Quanto vale il gettone telefonico 7809? Ecco la verità

I gettoni telefonici sono oggetti scomparsi dall’uso quotidiano e sono cari solo alla memoria di chi li utilizzava quando erano preziose monete per poter telefonare. Infatti, per chi non lo sapesse, lo scopo dei gettoni era quello di telefonare con gli apparecchi pubblici sparsi nelle città o nei bar.

A segnare la loro fine sono state le schede telefoniche, più facili da trovare e portare con sé. La prima apparve nel 1976, poi verso la fine degli anni 80 si sono diffuse sostituendo la moneta e, quindi, anche il gettone telefonico. Infatti la moneta circolava con più facilità, mentre per utilizzare il gettone occorreva procurarselo col solo scopo di telefonare, diventando di difficile uso e di facile sostituzione. L’avvento dei telefonini ha eliminato ogni possibile utilizzo al gettone telefonico facendolo diventare un oggetto per appassionati collezionisti.

La storia del gettone

In Italia, i gettoni telefonici fanno la loro comparsa nel 1927 in occasione della Fiera Campionaria di Milano e vengono introdotti dalla Stipel, concessionaria telefonica in Piemonte e Lombardia poi diventata Sip dopo essersi fusa con altre concessionarie. Il loro utilizzo era limitato ai telefoni della Fiera.

Nel 1947 viene caratterizzato dalle tre tipiche scanalature e reso utilizzabile presso qualsiasi telefono pubblico. Dal 1959 nasce il gettone come lo ricordiamo oggi, che verrà coniato fino al 1980, ma utilizzato fino al 2001.

Dopo gli anni 70 i telefoni potevano funzionare anche con le monete del valore corrispettivo al gettone, valore che si adeguava alla variazione del costo e della durata dello scatto telefonico. Alla fine degli anni 90 i gettoni telefonici potevano essere scambiati con carte telefoniche presso i negozi 187, 9 gettoni per una scheda telefonica.

Ecco il valore dei gettoni: nel 1959 aveva un valore di 30 lire, nel 1964 aveva un valore di 45 lire, dal 1972 valeva 50 lire, dal 1980 aveva un valore di 100 lire e dal 1984 aveva un valore di 200 lire. Nell’uso comune i gettoni telefonici venivano utilizzati anche come normale moneta, non era raro accettarli come resto o pagamento insieme alle altre monete.

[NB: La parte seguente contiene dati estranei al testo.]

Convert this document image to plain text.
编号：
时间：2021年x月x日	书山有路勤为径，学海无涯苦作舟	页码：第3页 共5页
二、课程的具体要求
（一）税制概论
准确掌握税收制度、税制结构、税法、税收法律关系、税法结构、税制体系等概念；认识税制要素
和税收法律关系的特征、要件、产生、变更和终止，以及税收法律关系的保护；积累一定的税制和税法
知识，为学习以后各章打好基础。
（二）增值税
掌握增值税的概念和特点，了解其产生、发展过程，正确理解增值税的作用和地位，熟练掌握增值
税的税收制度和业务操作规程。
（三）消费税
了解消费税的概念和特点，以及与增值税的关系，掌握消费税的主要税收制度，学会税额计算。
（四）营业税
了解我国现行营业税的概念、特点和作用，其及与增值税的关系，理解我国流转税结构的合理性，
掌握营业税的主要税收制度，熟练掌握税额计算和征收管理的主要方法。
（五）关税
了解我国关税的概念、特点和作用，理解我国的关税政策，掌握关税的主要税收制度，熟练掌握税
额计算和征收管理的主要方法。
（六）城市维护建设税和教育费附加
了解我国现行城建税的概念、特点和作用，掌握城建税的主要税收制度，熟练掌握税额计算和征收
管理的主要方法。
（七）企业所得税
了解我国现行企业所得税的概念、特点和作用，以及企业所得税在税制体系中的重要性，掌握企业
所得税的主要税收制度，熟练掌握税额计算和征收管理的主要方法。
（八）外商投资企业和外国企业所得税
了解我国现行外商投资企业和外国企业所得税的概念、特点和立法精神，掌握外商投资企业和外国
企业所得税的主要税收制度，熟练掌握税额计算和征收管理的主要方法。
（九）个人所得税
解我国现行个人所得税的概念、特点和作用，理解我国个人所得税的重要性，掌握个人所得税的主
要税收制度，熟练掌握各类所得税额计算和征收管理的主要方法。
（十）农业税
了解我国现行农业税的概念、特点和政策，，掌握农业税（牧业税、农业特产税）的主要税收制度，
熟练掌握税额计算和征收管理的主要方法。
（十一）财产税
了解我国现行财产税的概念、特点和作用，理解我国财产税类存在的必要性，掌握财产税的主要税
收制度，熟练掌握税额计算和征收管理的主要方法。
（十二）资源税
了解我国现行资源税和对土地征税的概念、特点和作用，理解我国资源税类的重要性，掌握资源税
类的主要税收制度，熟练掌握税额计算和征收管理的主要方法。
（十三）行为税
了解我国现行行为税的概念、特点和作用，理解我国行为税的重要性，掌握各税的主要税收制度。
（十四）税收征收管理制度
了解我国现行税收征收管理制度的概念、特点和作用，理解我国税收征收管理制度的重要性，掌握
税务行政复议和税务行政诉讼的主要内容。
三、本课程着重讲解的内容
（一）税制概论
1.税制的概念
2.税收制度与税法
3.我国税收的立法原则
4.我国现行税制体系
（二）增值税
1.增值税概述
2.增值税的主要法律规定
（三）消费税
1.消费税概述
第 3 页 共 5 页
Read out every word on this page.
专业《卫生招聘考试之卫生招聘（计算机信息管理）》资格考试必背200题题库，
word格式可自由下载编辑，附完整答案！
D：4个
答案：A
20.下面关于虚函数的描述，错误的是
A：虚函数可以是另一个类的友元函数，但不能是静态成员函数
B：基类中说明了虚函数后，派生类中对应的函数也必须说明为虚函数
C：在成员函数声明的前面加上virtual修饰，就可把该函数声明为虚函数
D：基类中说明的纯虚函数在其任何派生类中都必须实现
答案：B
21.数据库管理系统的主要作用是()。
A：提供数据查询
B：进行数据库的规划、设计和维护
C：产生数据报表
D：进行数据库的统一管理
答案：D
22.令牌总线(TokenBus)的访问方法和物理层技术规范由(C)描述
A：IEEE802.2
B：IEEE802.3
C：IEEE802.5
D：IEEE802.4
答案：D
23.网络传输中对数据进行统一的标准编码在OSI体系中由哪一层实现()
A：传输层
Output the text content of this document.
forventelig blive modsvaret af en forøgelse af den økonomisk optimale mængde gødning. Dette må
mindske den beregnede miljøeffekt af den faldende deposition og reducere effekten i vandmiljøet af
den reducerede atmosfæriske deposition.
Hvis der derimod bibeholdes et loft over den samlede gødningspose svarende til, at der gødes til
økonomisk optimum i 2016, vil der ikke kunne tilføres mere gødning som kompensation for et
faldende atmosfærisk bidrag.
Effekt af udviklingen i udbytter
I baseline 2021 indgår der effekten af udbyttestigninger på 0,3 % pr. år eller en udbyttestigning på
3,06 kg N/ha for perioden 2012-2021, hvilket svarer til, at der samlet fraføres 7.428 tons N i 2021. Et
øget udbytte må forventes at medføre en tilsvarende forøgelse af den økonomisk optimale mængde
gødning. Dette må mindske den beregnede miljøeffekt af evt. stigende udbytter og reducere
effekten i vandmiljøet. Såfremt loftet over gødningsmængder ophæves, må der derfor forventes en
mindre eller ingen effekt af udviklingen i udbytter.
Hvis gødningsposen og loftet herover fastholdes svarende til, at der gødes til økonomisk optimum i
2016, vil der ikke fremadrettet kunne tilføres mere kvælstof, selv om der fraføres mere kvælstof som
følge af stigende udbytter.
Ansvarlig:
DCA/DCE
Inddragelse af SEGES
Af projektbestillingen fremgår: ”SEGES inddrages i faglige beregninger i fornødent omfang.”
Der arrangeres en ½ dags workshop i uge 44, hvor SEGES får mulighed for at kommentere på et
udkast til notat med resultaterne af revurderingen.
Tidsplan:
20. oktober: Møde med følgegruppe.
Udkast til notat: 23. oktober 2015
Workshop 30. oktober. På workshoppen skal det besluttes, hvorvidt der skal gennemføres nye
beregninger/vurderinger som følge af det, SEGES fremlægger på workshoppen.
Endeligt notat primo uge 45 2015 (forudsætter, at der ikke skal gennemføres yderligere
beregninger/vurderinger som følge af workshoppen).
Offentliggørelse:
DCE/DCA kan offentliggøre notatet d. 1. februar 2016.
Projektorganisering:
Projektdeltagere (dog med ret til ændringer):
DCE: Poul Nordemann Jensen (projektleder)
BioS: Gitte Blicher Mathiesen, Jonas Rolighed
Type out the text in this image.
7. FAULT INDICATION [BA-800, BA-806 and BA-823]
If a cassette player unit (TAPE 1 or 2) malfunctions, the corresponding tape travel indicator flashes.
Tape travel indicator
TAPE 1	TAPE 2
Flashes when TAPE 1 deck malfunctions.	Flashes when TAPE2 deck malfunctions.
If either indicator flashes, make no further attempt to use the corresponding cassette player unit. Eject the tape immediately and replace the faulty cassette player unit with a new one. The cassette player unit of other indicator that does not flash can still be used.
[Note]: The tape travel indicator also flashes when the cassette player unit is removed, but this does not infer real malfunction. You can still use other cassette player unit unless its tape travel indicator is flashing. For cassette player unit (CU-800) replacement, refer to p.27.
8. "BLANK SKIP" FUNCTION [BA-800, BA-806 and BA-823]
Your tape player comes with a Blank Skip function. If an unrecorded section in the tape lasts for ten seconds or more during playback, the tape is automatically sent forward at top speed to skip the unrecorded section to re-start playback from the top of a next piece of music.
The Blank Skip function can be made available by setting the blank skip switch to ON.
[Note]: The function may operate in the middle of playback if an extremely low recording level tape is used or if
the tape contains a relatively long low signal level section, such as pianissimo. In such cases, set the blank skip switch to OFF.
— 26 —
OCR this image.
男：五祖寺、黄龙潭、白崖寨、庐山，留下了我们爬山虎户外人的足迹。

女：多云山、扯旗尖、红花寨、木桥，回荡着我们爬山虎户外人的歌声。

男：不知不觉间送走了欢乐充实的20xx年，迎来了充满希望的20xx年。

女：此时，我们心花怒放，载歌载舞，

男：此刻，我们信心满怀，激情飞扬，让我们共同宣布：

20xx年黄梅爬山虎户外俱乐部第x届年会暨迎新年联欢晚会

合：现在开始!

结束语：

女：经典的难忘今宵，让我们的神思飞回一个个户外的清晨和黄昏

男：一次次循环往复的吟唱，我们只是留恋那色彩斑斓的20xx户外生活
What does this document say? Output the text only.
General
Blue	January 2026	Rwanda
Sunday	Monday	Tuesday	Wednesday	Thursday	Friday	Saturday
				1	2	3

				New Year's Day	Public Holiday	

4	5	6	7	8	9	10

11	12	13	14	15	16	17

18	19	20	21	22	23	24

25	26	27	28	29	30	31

Caratteristiche del gettone

I gettoni telefonici erano realizzati in alpacca, una lega di rame, nichel e zinco, ma venivano realizzati anche in rame, stagno, ottone in bronzo che era anche il loro colore. Sulla sua superficie è presente la scritta GETTONE TELEFONICO e sull’altra facciata aveva il simbolo di un telefono; ha dimensioni standard per adattarsi ad ogni apparecchio telefonico.

Presentano le caratteristiche scanalature e un numero sulla facciata che indica l’anno e il mese di conio, nel caso del gettone 7809, la scritta indica che la moneta è stata stampata nel settembre del 1978.

Valore del gettone oggi

I gettoni telefonici erano monete molto comuni e diffuse, il loro valore, per un collezionista dipende da alcuni parametri che sono, tra gli altri, la conservazione, lo stato e l’anno di conio. Oggi un gettone non viene mai valutato meno di un euro, a meno di particolari esemplari.

Il gettone telefonico 7809 ha un valore che varia tra i 5 euro e i 10 euro, se in buono stato di conservazione. Difficilmente supera i 15 euro, questo perché, pur essendo piuttosto diffuso ha comunque un valore sopra la media.